Use it when you need reliable access to public sequencing data without installing or maintaining heavier toolkit stacks.
🧰 Prerequisites
- Access to Constellab and a valid Digital Lab environment.
- Installed bricks containing this task (e.g.,
gws_omix> 0.13.6.
🧪 Workflow: Step by Step
- Add the task: Choose “FASTQ Download (fastq-dl)” in Constellab.
- Configure parameters :
accession: the ENA/SRA identifier (e.g.,
PRJNA248678, SRX477044, SRR1178105).
provider: "ena" or "sra".
cpus: Integer (e.g., 2,4,8 or 16).
- Run the task.
⚙️ Parameters
- One or more accession IDs separated by commas (e.g. "SRX1,SRX2,PRJNA...,SRR...")

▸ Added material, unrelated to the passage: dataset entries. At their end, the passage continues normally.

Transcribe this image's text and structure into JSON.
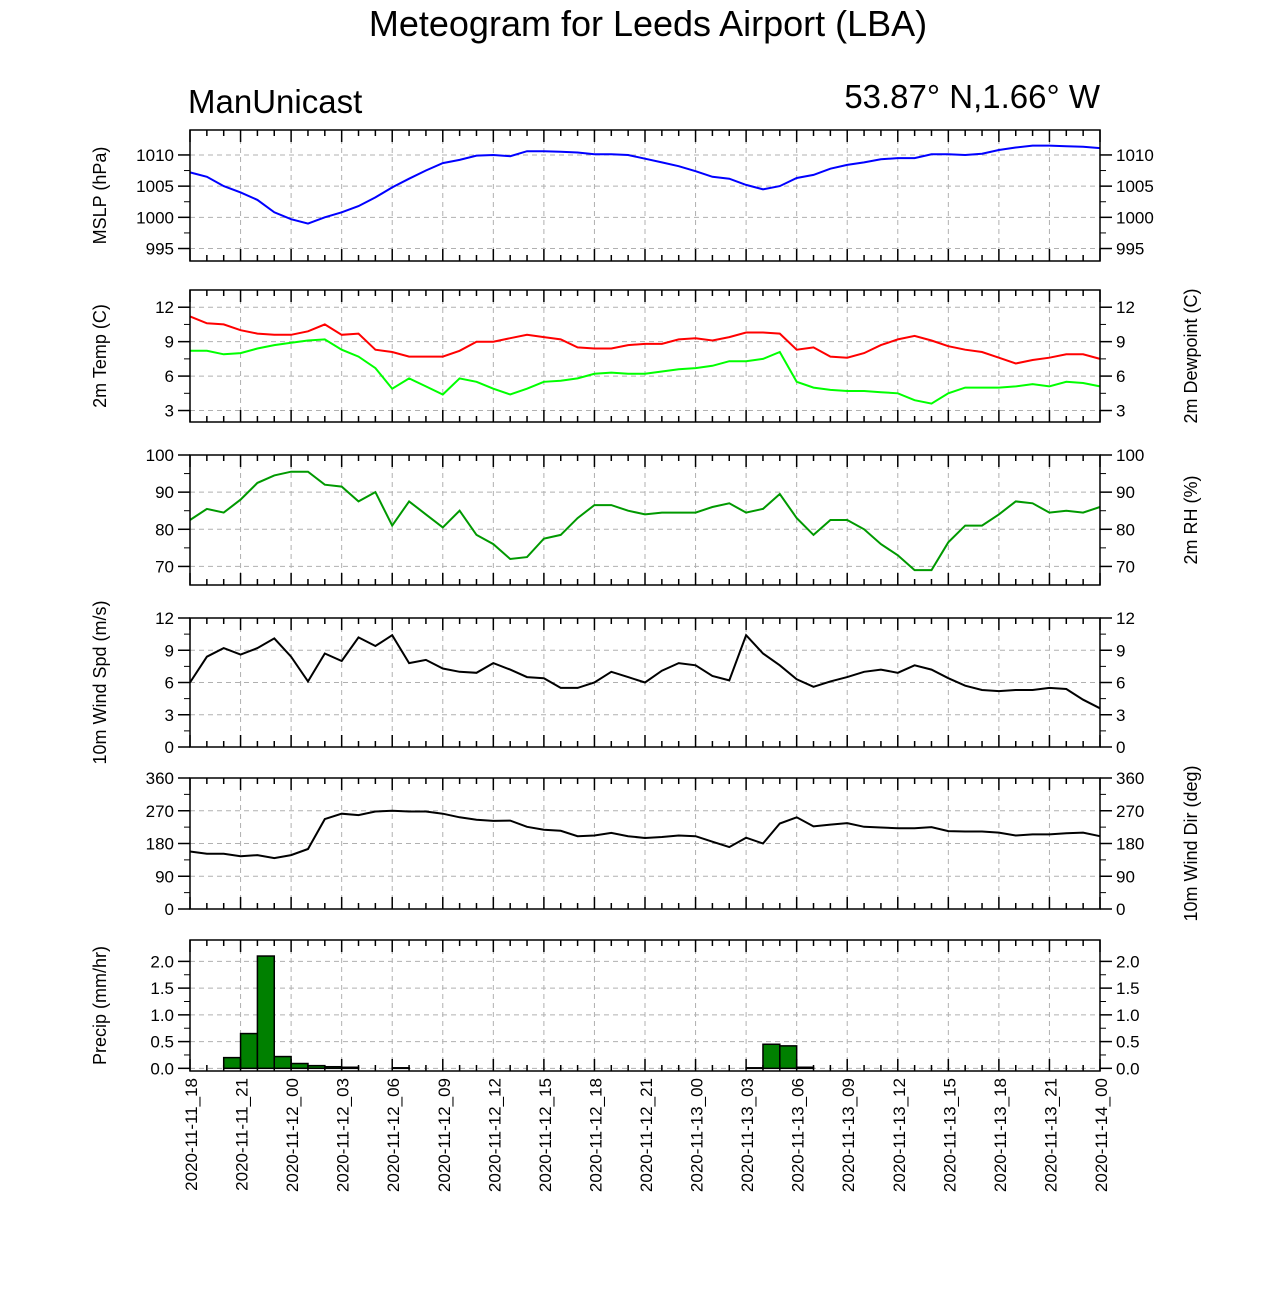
{
  "title": "Meteogram for Leeds Airport (LBA)",
  "subtitle_left": "ManUnicast",
  "subtitle_right": "53.87° N,1.66° W",
  "colors": {
    "mslp": "#0000ff",
    "temp": "#ff0000",
    "dewpoint": "#00ff00",
    "rh": "#009900",
    "wind": "#000000",
    "precip_fill": "#008000",
    "grid": "#b0b0b0"
  },
  "chart_data": {
    "type": "line",
    "x_ticks": [
      "2020-11-11_18",
      "2020-11-11_21",
      "2020-11-12_00",
      "2020-11-12_03",
      "2020-11-12_06",
      "2020-11-12_09",
      "2020-11-12_12",
      "2020-11-12_15",
      "2020-11-12_18",
      "2020-11-12_21",
      "2020-11-13_00",
      "2020-11-13_03",
      "2020-11-13_06",
      "2020-11-13_09",
      "2020-11-13_12",
      "2020-11-13_15",
      "2020-11-13_18",
      "2020-11-13_21",
      "2020-11-14_00"
    ],
    "x_hours_span": [
      0,
      54
    ],
    "grid": true,
    "panels": [
      {
        "id": "mslp",
        "ylabel_left": "MSLP (hPa)",
        "ylabel_right": "",
        "ylim": [
          993,
          1014
        ],
        "yticks": [
          995,
          1000,
          1005,
          1010
        ],
        "series": [
          {
            "key": "mslp",
            "color": "#0000ff",
            "x": [
              0,
              1,
              2,
              3,
              4,
              5,
              6,
              7,
              8,
              9,
              10,
              11,
              12,
              13,
              14,
              15,
              16,
              17,
              18,
              19,
              20,
              21,
              22,
              23,
              24,
              25,
              26,
              27,
              28,
              29,
              30,
              31,
              32,
              33,
              34,
              35,
              36,
              37,
              38,
              39,
              40,
              41,
              42,
              43,
              44,
              45,
              46,
              47,
              48,
              49,
              50,
              51,
              52,
              53,
              54
            ],
            "y": [
              1007.2,
              1006.5,
              1005,
              1004,
              1002.8,
              1000.8,
              999.7,
              999,
              1000,
              1000.8,
              1001.8,
              1003.2,
              1004.8,
              1006.2,
              1007.5,
              1008.7,
              1009.2,
              1009.9,
              1010,
              1009.8,
              1010.6,
              1010.6,
              1010.5,
              1010.4,
              1010.1,
              1010.1,
              1010,
              1009.4,
              1008.8,
              1008.2,
              1007.4,
              1006.5,
              1006.2,
              1005.2,
              1004.5,
              1005,
              1006.3,
              1006.8,
              1007.8,
              1008.4,
              1008.8,
              1009.3,
              1009.5,
              1009.5,
              1010.1,
              1010.1,
              1010,
              1010.2,
              1010.8,
              1011.2,
              1011.5,
              1011.5,
              1011.4,
              1011.3,
              1011.1
            ]
          }
        ]
      },
      {
        "id": "temp",
        "ylabel_left": "2m Temp (C)",
        "ylabel_right": "2m Dewpoint (C)",
        "ylim": [
          2,
          13.5
        ],
        "yticks": [
          3,
          6,
          9,
          12
        ],
        "series": [
          {
            "key": "temp",
            "color": "#ff0000",
            "x": [
              0,
              1,
              2,
              3,
              4,
              5,
              6,
              7,
              8,
              9,
              10,
              11,
              12,
              13,
              14,
              15,
              16,
              17,
              18,
              19,
              20,
              21,
              22,
              23,
              24,
              25,
              26,
              27,
              28,
              29,
              30,
              31,
              32,
              33,
              34,
              35,
              36,
              37,
              38,
              39,
              40,
              41,
              42,
              43,
              44,
              45,
              46,
              47,
              48,
              49,
              50,
              51,
              52,
              53,
              54
            ],
            "y": [
              11.2,
              10.6,
              10.5,
              10,
              9.7,
              9.6,
              9.6,
              9.9,
              10.5,
              9.6,
              9.7,
              8.3,
              8.1,
              7.7,
              7.7,
              7.7,
              8.2,
              9,
              9,
              9.3,
              9.6,
              9.4,
              9.2,
              8.5,
              8.4,
              8.4,
              8.7,
              8.8,
              8.8,
              9.2,
              9.3,
              9.1,
              9.4,
              9.8,
              9.8,
              9.7,
              8.3,
              8.5,
              7.7,
              7.6,
              8,
              8.7,
              9.2,
              9.5,
              9.1,
              8.6,
              8.3,
              8.1,
              7.6,
              7.1,
              7.4,
              7.6,
              7.9,
              7.9,
              7.5
            ]
          },
          {
            "key": "dewpoint",
            "color": "#00ff00",
            "x": [
              0,
              1,
              2,
              3,
              4,
              5,
              6,
              7,
              8,
              9,
              10,
              11,
              12,
              13,
              14,
              15,
              16,
              17,
              18,
              19,
              20,
              21,
              22,
              23,
              24,
              25,
              26,
              27,
              28,
              29,
              30,
              31,
              32,
              33,
              34,
              35,
              36,
              37,
              38,
              39,
              40,
              41,
              42,
              43,
              44,
              45,
              46,
              47,
              48,
              49,
              50,
              51,
              52,
              53,
              54
            ],
            "y": [
              8.2,
              8.2,
              7.9,
              8,
              8.4,
              8.7,
              8.9,
              9.1,
              9.2,
              8.3,
              7.7,
              6.7,
              4.9,
              5.8,
              5.1,
              4.4,
              5.8,
              5.5,
              4.9,
              4.4,
              4.9,
              5.5,
              5.6,
              5.8,
              6.2,
              6.3,
              6.2,
              6.2,
              6.4,
              6.6,
              6.7,
              6.9,
              7.3,
              7.3,
              7.5,
              8.1,
              5.5,
              5,
              4.8,
              4.7,
              4.7,
              4.6,
              4.5,
              3.9,
              3.6,
              4.5,
              5,
              5,
              5,
              5.1,
              5.3,
              5.1,
              5.5,
              5.4,
              5.1
            ]
          }
        ]
      },
      {
        "id": "rh",
        "ylabel_left": "",
        "ylabel_right": "2m RH (%)",
        "ylim": [
          65,
          100
        ],
        "yticks": [
          70,
          80,
          90,
          100
        ],
        "series": [
          {
            "key": "rh",
            "color": "#009900",
            "x": [
              0,
              1,
              2,
              3,
              4,
              5,
              6,
              7,
              8,
              9,
              10,
              11,
              12,
              13,
              14,
              15,
              16,
              17,
              18,
              19,
              20,
              21,
              22,
              23,
              24,
              25,
              26,
              27,
              28,
              29,
              30,
              31,
              32,
              33,
              34,
              35,
              36,
              37,
              38,
              39,
              40,
              41,
              42,
              43,
              44,
              45,
              46,
              47,
              48,
              49,
              50,
              51,
              52,
              53,
              54
            ],
            "y": [
              82.5,
              85.5,
              84.5,
              88,
              92.5,
              94.5,
              95.5,
              95.5,
              92,
              91.5,
              87.5,
              90,
              81,
              87.5,
              84,
              80.5,
              85,
              78.5,
              76,
              72,
              72.5,
              77.5,
              78.5,
              83,
              86.5,
              86.5,
              85,
              84,
              84.5,
              84.5,
              84.5,
              86,
              87,
              84.5,
              85.5,
              89.5,
              83,
              78.5,
              82.5,
              82.5,
              80,
              76,
              73,
              69,
              69,
              76.5,
              81,
              81,
              84,
              87.5,
              87,
              84.5,
              85,
              84.5,
              86
            ]
          }
        ]
      },
      {
        "id": "wind",
        "ylabel_left": "10m Wind Spd (m/s)",
        "ylabel_right": "",
        "ylim": [
          0,
          12
        ],
        "yticks": [
          0,
          3,
          6,
          9,
          12
        ],
        "series": [
          {
            "key": "wind",
            "color": "#000000",
            "x": [
              0,
              1,
              2,
              3,
              4,
              5,
              6,
              7,
              8,
              9,
              10,
              11,
              12,
              13,
              14,
              15,
              16,
              17,
              18,
              19,
              20,
              21,
              22,
              23,
              24,
              25,
              26,
              27,
              28,
              29,
              30,
              31,
              32,
              33,
              34,
              35,
              36,
              37,
              38,
              39,
              40,
              41,
              42,
              43,
              44,
              45,
              46,
              47,
              48,
              49,
              50,
              51,
              52,
              53,
              54
            ],
            "y": [
              6,
              8.4,
              9.2,
              8.6,
              9.2,
              10.1,
              8.4,
              6.1,
              8.7,
              8,
              10.2,
              9.4,
              10.4,
              7.8,
              8.1,
              7.3,
              7,
              6.9,
              7.8,
              7.2,
              6.5,
              6.4,
              5.5,
              5.5,
              6,
              7,
              6.5,
              6,
              7.1,
              7.8,
              7.6,
              6.6,
              6.2,
              10.4,
              8.7,
              7.6,
              6.3,
              5.6,
              6.1,
              6.5,
              7,
              7.2,
              6.9,
              7.6,
              7.2,
              6.4,
              5.7,
              5.3,
              5.2,
              5.3,
              5.3,
              5.5,
              5.4,
              4.4,
              3.6
            ]
          }
        ]
      },
      {
        "id": "winddir",
        "ylabel_left": "",
        "ylabel_right": "10m Wind Dir (deg)",
        "ylim": [
          0,
          360
        ],
        "yticks": [
          0,
          90,
          180,
          270,
          360
        ],
        "series": [
          {
            "key": "winddir",
            "color": "#000000",
            "x": [
              0,
              1,
              2,
              3,
              4,
              5,
              6,
              7,
              8,
              9,
              10,
              11,
              12,
              13,
              14,
              15,
              16,
              17,
              18,
              19,
              20,
              21,
              22,
              23,
              24,
              25,
              26,
              27,
              28,
              29,
              30,
              31,
              32,
              33,
              34,
              35,
              36,
              37,
              38,
              39,
              40,
              41,
              42,
              43,
              44,
              45,
              46,
              47,
              48,
              49,
              50,
              51,
              52,
              53,
              54
            ],
            "y": [
              158,
              152,
              152,
              145,
              148,
              140,
              148,
              165,
              247,
              262,
              258,
              268,
              270,
              268,
              268,
              262,
              252,
              245,
              242,
              243,
              226,
              218,
              215,
              200,
              202,
              209,
              200,
              195,
              198,
              202,
              200,
              185,
              170,
              196,
              180,
              235,
              252,
              227,
              232,
              236,
              226,
              224,
              222,
              222,
              225,
              214,
              213,
              213,
              210,
              202,
              205,
              205,
              208,
              210,
              200
            ]
          }
        ]
      },
      {
        "id": "precip",
        "ylabel_left": "Precip (mm/hr)",
        "ylabel_right": "",
        "ylim": [
          -0.05,
          2.4
        ],
        "yticks": [
          0.0,
          0.5,
          1.0,
          1.5,
          2.0
        ],
        "ytick_labels": [
          "0.0",
          "0.5",
          "1.0",
          "1.5",
          "2.0"
        ],
        "bar_color": "#008000",
        "bars": {
          "x_start": [
            2,
            3,
            4,
            5,
            6,
            7,
            8,
            9,
            12,
            33,
            34,
            35,
            36
          ],
          "values": [
            0.2,
            0.65,
            2.1,
            0.22,
            0.09,
            0.05,
            0.03,
            0.02,
            0.01,
            0.01,
            0.45,
            0.42,
            0.02
          ]
        }
      }
    ]
  }
}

Accepts Study, Sample, Experiment, or Run accessions:
- BioProject/Study:
PRJNA…, SRP…, ERP…, DRP…
- BioSample/Sample:
SAMN…, SAME…, SAMD…, SRS…, ERS…, DRS…
- Experiment:
SRX…, ERX…, DRX…
- Run:
SRR…, ERR…, DRR…
📤 Outputs
1) FASTQ folder:
a folder containing the different fastq.gz file(s).
2) Metadata TSV:
A table for all Runs resolved under the input accession.